Neurofeedback : un nouvel espoir de traitement contre la dépression ?

Des études tendent à prouver l’efficacité d’un nouveau traitement de l’anxiété et la dépression. Une nouvelle importante lorsque l’on sait que les troubles dépressifs représentent le 1er facteur de morbidité et d’incapacité au niveau mondial.

Il existe des études montrant que l’entraînement émotionnel du cerveau pourrait en fait aider à améliorer les niveaux de stress et à rendre une personne plus à l’aise et plus détendue.

L’anxiété et le stress sont parmi les plus grands problèmes auxquels nous sommes confrontés dans le mode de vie très rapide dans lequel nous vivons. L’anxiété et le stress causent et aggravent de nombreuses maladies chroniques.

C’est pourquoi l’anxiété et la dépression sont les causes de nombreux décès, autres que par suicide.

Selon dépression.org, on estime qu’en France une personne sur 5 a eu ou aura une dépression durant sa vie.

D’où l’importance de savoir comment agir.

L’entraînement émotionnel du cerveau est une thérapie cognitive qui permet au cerveau de répondre aux stimuli, positivement et sainement, sans déclencher l’anxiété. Habituellement, les techniques de relaxation sont utilisées pour atténuer les crises d’anxiété et les moments de dépression.
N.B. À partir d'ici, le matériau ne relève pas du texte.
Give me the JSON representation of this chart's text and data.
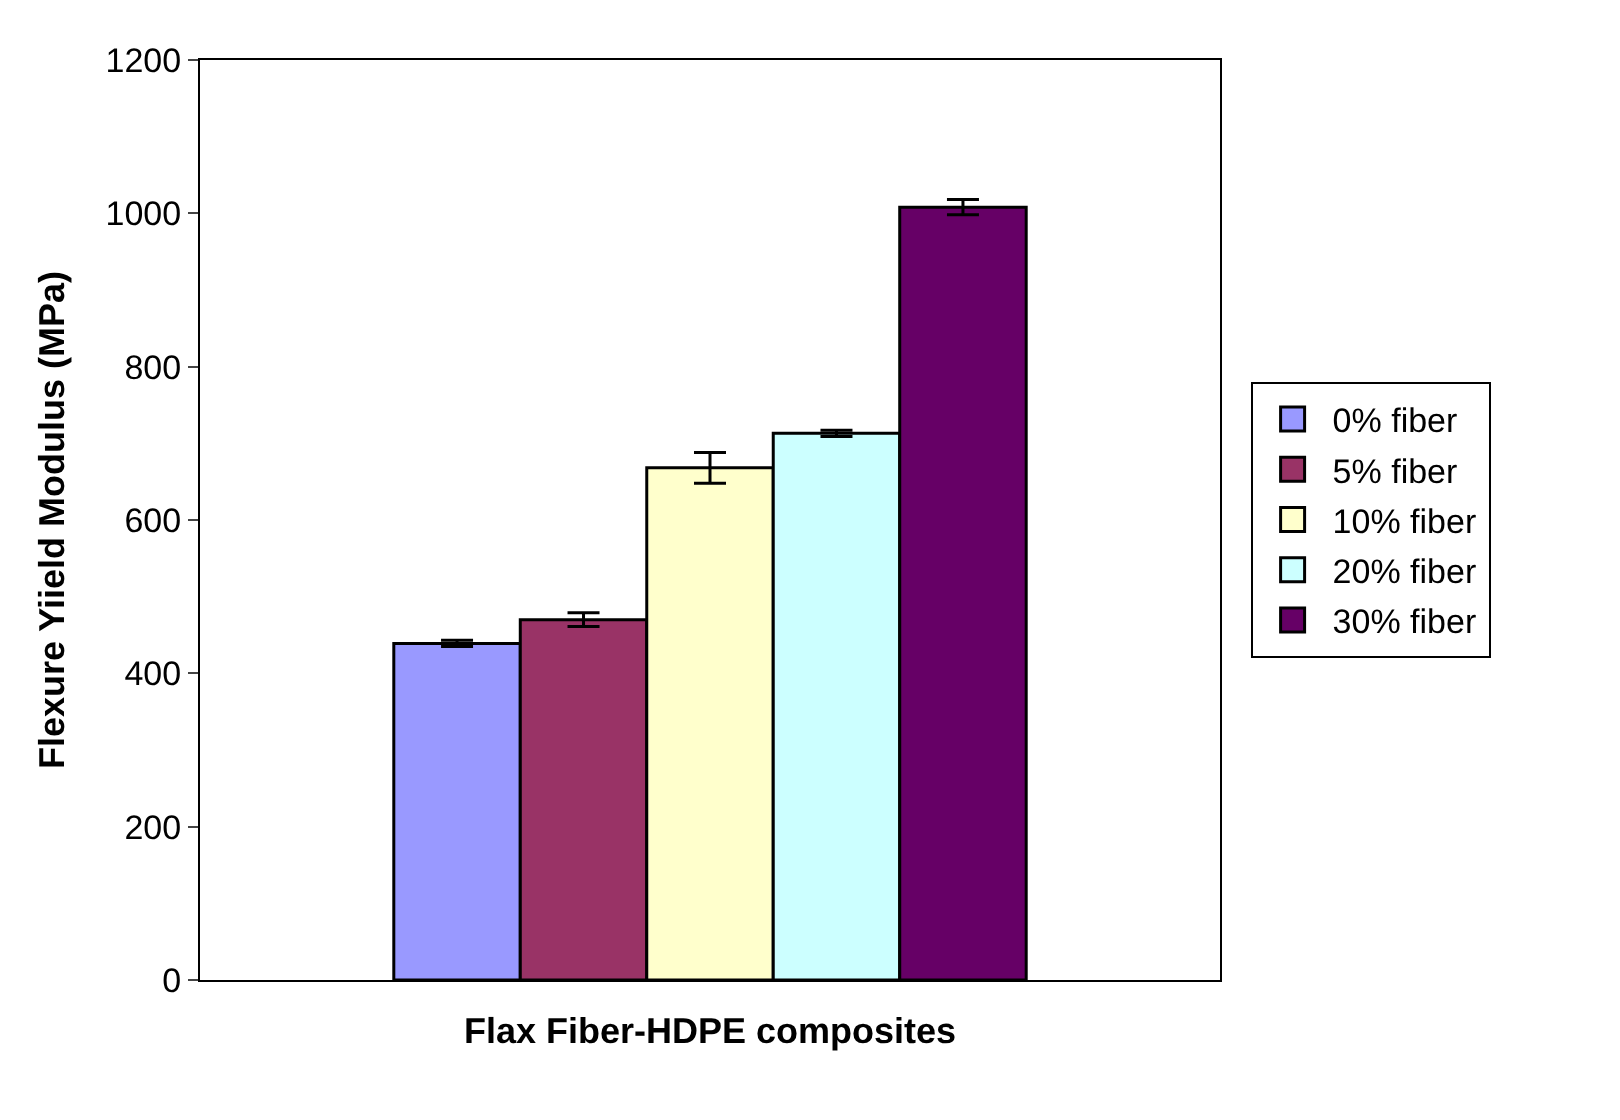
{
  "chart_data": {
    "type": "bar",
    "xlabel": "Flax Fiber-HDPE composites",
    "ylabel": "Flexure Yiield Modulus (MPa)",
    "categories": [
      null
    ],
    "series": [
      {
        "name": "0% fiber",
        "color": "#9999ff",
        "values": [
          439
        ],
        "errors": [
          4
        ]
      },
      {
        "name": "5% fiber",
        "color": "#993366",
        "values": [
          470
        ],
        "errors": [
          9
        ]
      },
      {
        "name": "10% fiber",
        "color": "#ffffcc",
        "values": [
          668
        ],
        "errors": [
          20
        ]
      },
      {
        "name": "20% fiber",
        "color": "#ccffff",
        "values": [
          713
        ],
        "errors": [
          4
        ]
      },
      {
        "name": "30% fiber",
        "color": "#660066",
        "values": [
          1008
        ],
        "errors": [
          10
        ]
      }
    ],
    "ylim": [
      0,
      1200
    ],
    "yticks": [
      0,
      200,
      400,
      600,
      800,
      1000,
      1200
    ],
    "grid": false,
    "legend": "right"
  }
}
Comment l’entraînement cérébral permet-il d’obtenir de tels résultats ?

Ceux qui souffrent d’anxiété-dépression et d’autres problèmes de comportement ont un manque de régulation cérébrale. L’entraînement cérébral vise à utiliser le neurofeedback comme stratégie pour aider à apprendre ou à changer les schémas d’ondes cérébrales. Le cerveau est observé et le modèle de l’activité cérébrale est présenté au patient. Le Neurofeedback vise l’autorégulation du cerveau.

L’entraînement ou neurofeedback (aussi appelé neurothérapie) commence par l’entretien avec le patient et l’activité cérébrale initiale. Cela aiderait le thérapeute à identifier les activités positives et négatives pour le patient qui seraient utilisées pour les séances suivantes.

Les ondes sont mesurées ou enregistrées par l’électroencéphalogramme ou EEG. Des capteurs sont attachés au cuir chevelu pour surveiller l’activité cérébrale. Finalement, les signaux sont filtrés et le feedback peut être vu sur un écran et peut être entendu à travers des écouteurs ou des haut-parleurs.

Dans les séances de neurofeedback, l’état dans lequel l’esprit est le plus calme est déterminé. Un coaching cohérent aiderait la personne à recréer cet état et éventuellement à l’utiliser pour diminuer son anxiété ou sa dépression. Ces séances aideraient également une personne à pratiquer de façon constante et à renforcer ces schémas calmants.

Le nombre de séances d’entraînement cérébral ou de neurothérapie dépend également de la complexité des symptômes et de la sensibilité du patient. Chaque séance dure habituellement de 30 minutes à une heure et demie. La session entière n’est pas dédiée au neurofeedbacking. Une grande partie du temps est consacrée à des exercices et des pratiques sur la façon de soulager le cerveau de ses activités négatives.

Il est important de savoir également qu’aucun protocole n’a encore été validé, ce qui rend les sessions de neurofeedback très différentes en fonction du professionnel qui l’utilise. Cette absence de protocole est décriée dans le milieu scientifique, car de ce fait, il est difficile de valider l’efficacité de cette méthode scientifiquement.

Le Neurofeedback n’est pas seulement utilisé par ceux qui souffrent d’anxiété et de dépression, mais aussi par ceux qui ont vécu des traumatismes émotionnels, des autistes et des enfants qui souffrent de troubles d’apprentissage. Cela pourrait également améliorer considérablement les interactions sociales.

Contrairement aux médicaments contre l’anxiété et la dépression, le neurofeedback est peu susceptible de produire des effets secondaires. Il est également peu probable que l’anxiété et la dépression reviennent après l’arrêt du traitement. Cependant, le neurofeedback, l’entraînement cérébral et les séances de coaching ne remplacent pas la prise de médicaments. Les experts recommandent d’obtenir l’approbation du médecin avant d’arrêter tout type de médicament.